I'd like to expand my annotation to include concepts from vocabularies other than SNOMED and RxNORM--specifically, terms from the NCI Thesaurus for cancer-specific terms that are not in SNOMED--e.g., "Stage IB non-small cell lung cancer" (UMLS CUI C1336139). What's the best way to accomplish this?
Regards,
Alan Simmons
--
J. Alan Simmons
Solution Architect
(c) +1.773.220.5018<tel:%2B1.773.220.5018>
[https://docs.google.com/uc?export=download&id=0B_ZiIlRgT_0DRHBNQ20zYkNvYjg&revid=0B_ZiIlRgT_0DUDFod1hqNWFCbjdCcGRNZ2Q4d3RhaFF6bHZJPQ]

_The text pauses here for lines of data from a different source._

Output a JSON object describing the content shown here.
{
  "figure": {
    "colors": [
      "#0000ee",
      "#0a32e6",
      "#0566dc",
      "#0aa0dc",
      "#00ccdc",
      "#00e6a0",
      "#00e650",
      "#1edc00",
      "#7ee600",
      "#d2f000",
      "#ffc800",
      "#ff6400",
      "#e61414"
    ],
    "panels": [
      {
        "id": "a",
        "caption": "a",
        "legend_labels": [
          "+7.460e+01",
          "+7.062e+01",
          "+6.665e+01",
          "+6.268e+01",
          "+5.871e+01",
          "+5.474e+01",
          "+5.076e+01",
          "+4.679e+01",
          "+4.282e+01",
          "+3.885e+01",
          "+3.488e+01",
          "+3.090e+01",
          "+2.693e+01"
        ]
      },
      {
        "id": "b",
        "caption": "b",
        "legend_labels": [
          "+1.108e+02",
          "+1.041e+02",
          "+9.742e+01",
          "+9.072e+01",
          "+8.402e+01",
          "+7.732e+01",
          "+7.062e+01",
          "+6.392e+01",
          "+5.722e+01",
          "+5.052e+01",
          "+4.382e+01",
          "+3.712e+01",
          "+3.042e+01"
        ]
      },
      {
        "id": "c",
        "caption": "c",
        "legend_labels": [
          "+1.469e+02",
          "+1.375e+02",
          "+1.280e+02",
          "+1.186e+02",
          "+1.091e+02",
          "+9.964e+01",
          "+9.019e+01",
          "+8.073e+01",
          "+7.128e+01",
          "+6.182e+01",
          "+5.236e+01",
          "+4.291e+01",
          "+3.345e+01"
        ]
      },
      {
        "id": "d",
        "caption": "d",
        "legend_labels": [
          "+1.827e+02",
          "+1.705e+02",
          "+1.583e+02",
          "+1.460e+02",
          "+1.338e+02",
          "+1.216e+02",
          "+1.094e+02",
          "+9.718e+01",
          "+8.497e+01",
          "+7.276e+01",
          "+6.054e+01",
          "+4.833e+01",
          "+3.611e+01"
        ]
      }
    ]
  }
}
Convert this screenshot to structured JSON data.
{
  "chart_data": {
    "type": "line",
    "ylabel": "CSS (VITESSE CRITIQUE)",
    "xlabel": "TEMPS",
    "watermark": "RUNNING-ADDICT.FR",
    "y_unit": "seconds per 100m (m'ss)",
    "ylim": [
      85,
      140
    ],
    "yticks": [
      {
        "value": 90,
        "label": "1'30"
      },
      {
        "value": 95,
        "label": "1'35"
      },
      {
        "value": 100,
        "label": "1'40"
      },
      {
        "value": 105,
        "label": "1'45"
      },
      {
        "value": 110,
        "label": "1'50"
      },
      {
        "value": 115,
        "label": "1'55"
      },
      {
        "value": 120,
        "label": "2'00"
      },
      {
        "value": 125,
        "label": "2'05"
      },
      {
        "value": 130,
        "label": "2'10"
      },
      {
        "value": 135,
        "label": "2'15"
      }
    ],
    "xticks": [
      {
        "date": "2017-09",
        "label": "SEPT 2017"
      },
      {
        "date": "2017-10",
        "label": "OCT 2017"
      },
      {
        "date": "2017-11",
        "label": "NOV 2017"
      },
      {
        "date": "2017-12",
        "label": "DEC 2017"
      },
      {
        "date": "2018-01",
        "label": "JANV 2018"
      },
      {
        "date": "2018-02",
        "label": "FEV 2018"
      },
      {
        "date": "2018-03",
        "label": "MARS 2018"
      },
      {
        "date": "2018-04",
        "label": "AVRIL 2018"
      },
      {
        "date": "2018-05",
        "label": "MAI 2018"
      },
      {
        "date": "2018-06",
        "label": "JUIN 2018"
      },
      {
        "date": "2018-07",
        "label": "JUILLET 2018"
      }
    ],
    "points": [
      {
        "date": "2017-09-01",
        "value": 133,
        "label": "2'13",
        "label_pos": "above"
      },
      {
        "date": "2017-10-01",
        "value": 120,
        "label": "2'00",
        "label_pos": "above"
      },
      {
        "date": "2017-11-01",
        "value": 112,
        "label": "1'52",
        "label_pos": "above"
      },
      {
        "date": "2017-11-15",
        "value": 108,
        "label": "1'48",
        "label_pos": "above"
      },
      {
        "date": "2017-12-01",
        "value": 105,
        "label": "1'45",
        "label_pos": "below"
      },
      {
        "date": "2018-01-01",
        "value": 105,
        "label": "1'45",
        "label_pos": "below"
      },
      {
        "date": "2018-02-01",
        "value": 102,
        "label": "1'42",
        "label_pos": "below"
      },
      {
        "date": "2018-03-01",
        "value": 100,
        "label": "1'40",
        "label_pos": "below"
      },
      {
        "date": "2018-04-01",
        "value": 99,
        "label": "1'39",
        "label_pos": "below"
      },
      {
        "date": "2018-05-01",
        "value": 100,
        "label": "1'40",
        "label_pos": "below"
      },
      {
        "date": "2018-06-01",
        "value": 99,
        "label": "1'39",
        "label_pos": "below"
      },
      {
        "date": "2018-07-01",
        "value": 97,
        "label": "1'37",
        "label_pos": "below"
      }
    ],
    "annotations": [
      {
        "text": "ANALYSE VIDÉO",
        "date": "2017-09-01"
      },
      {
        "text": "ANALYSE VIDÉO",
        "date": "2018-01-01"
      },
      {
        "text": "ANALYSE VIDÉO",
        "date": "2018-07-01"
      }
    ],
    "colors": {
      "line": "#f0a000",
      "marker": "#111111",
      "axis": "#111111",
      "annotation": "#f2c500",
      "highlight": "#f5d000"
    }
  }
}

This email and any attachments may contain privileged and confidential information and/or protected health information (PHI) that is protected by federal and state privacy laws. It is intended solely for the use of Tempus Labs and the recipient(s) named above. Nothing contained in this communication and any attachments thereto is intended to waive any privileges or rights of confidentiality. If you are not the recipient, or the employee or agent responsible for delivering this message to the intended recipient, you are hereby notified that any review, dissemination, distribution, printing or copying of this email message and/or any attachments is strictly prohibited. If you have received this transmission in error, please notify us immediately at (877)-654-5544 and permanently delete this email and any attachments.